Large Transfer Sizes: Larger models require transferring more gradients.
“Models are getting larger, increasing the communication burden.”

Impact of Network Latency

Latency Scale:
- Within a rack: Microseconds/milliseconds.
- Within a data center: Milliseconds.
- Across the world: Hundreds of milliseconds/seconds.
  “Latency varies across scales: within a rack (microseconds), across the world (hundreds of milliseconds).”

3. Gradient Compression to Overcome Bandwidth Bottleneck

Techniques

Gradient Pruning: Transmit only top-K gradients by magnitude; prune smaller gradients. 🌱
“Prune gradients by setting smaller values to zero.”
Local Gradient Accumulation: Accumulate pruned gradients locally, corrected with momentum.
“Accumulate gradients locally instead of transmitting immediately.”
Gradient Quantization: Reduce gradient precision (e.g., 1-bit SGD).
“Quantize gradients to lower precision.”
PowerSGD: Factorize gradients using low-rank matrices for consistency during all-reduce.
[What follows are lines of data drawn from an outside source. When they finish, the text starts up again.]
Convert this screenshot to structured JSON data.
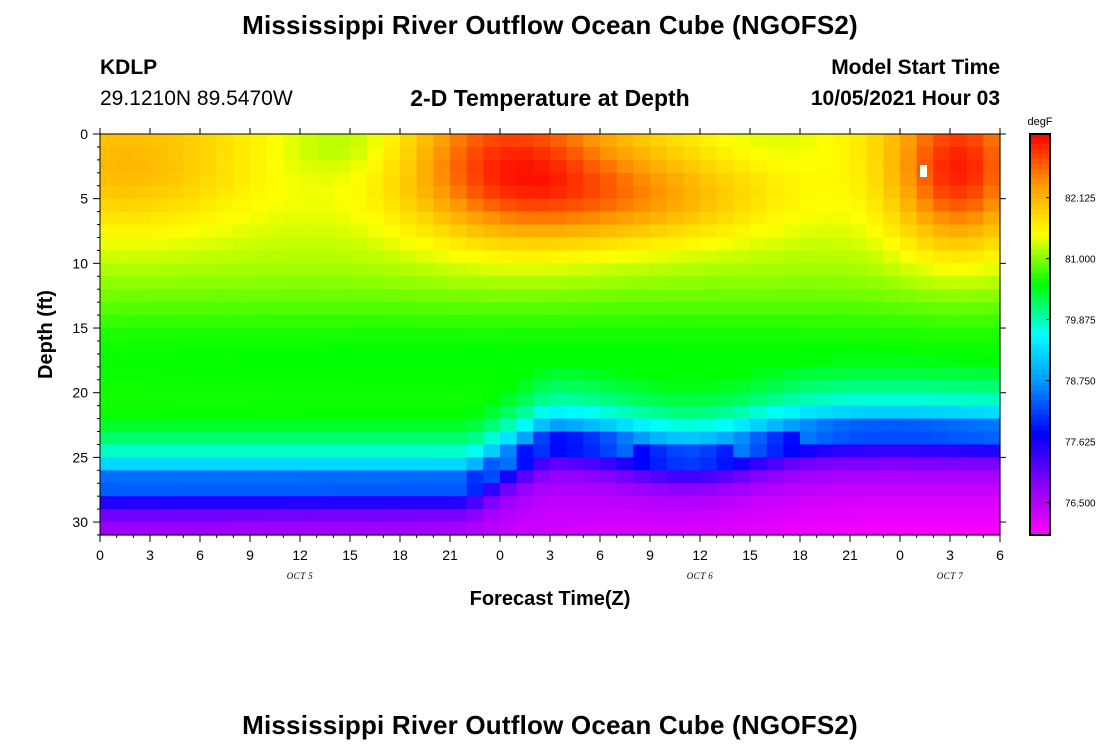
{
  "header": {
    "title_top": "Mississippi River Outflow Ocean Cube (NGOFS2)",
    "station_id": "KDLP",
    "station_coords": "29.1210N  89.5470W",
    "plot_title": "2-D Temperature at Depth",
    "model_start_label": "Model Start Time",
    "model_start_value": "10/05/2021 Hour 03",
    "title_bottom": "Mississippi River Outflow Ocean Cube (NGOFS2)"
  },
  "chart_data": {
    "type": "heatmap",
    "title": "2-D Temperature at Depth",
    "xlabel": "Forecast Time(Z)",
    "ylabel": "Depth (ft)",
    "x_tick_labels": [
      "0",
      "3",
      "6",
      "9",
      "12",
      "15",
      "18",
      "21",
      "0",
      "3",
      "6",
      "9",
      "12",
      "15",
      "18",
      "21",
      "0",
      "3",
      "6"
    ],
    "x_range_hours": [
      0,
      54
    ],
    "y_ticks": [
      0,
      5,
      10,
      15,
      20,
      25,
      30
    ],
    "y_range": [
      0,
      31
    ],
    "y_reversed": true,
    "date_labels": [
      {
        "text": "OCT 5",
        "hour": 12
      },
      {
        "text": "OCT 6",
        "hour": 36
      },
      {
        "text": "OCT 7",
        "hour": 51
      }
    ],
    "colorbar": {
      "unit": "degF",
      "min": 75.9,
      "max": 83.3,
      "tick_labels": [
        "82.125",
        "81.000",
        "79.875",
        "78.750",
        "77.625",
        "76.500"
      ],
      "tick_values": [
        82.125,
        81.0,
        79.875,
        78.75,
        77.625,
        76.5
      ],
      "colors": [
        "#ff00ff",
        "#8a00ff",
        "#0000ff",
        "#0090ff",
        "#00ffff",
        "#00ff00",
        "#ffff00",
        "#ff9900",
        "#ff0000"
      ]
    },
    "field_description_points": {
      "warm_core_1": {
        "hour": 24.5,
        "depth": 2.5,
        "temp": 83.0
      },
      "warm_core_2": {
        "hour": 51.5,
        "depth": 3.0,
        "temp": 83.2
      },
      "warm_core_0": {
        "hour": 1.5,
        "depth": 3.0,
        "temp": 82.1
      },
      "cold_bottom_value": 76.2
    }
  }
}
4. Delayed Gradient Update to Overcome Latency Bottleneck

Delayed Gradient Averaging (DGA): Overlap computation with communication by allowing “stale” gradients. ⏳
“Workers can proceed with computation while awaiting communication.”
Correction Term: Adjust for gradient staleness by subtracting old gradients and adding fresh ones.
“Subtract stale gradients and add fresh updates.”
Performance: Significant speedups (e.g., up to 7.5x on Raspberry Pi clusters). 📈
“Effective even in high-latency environments.”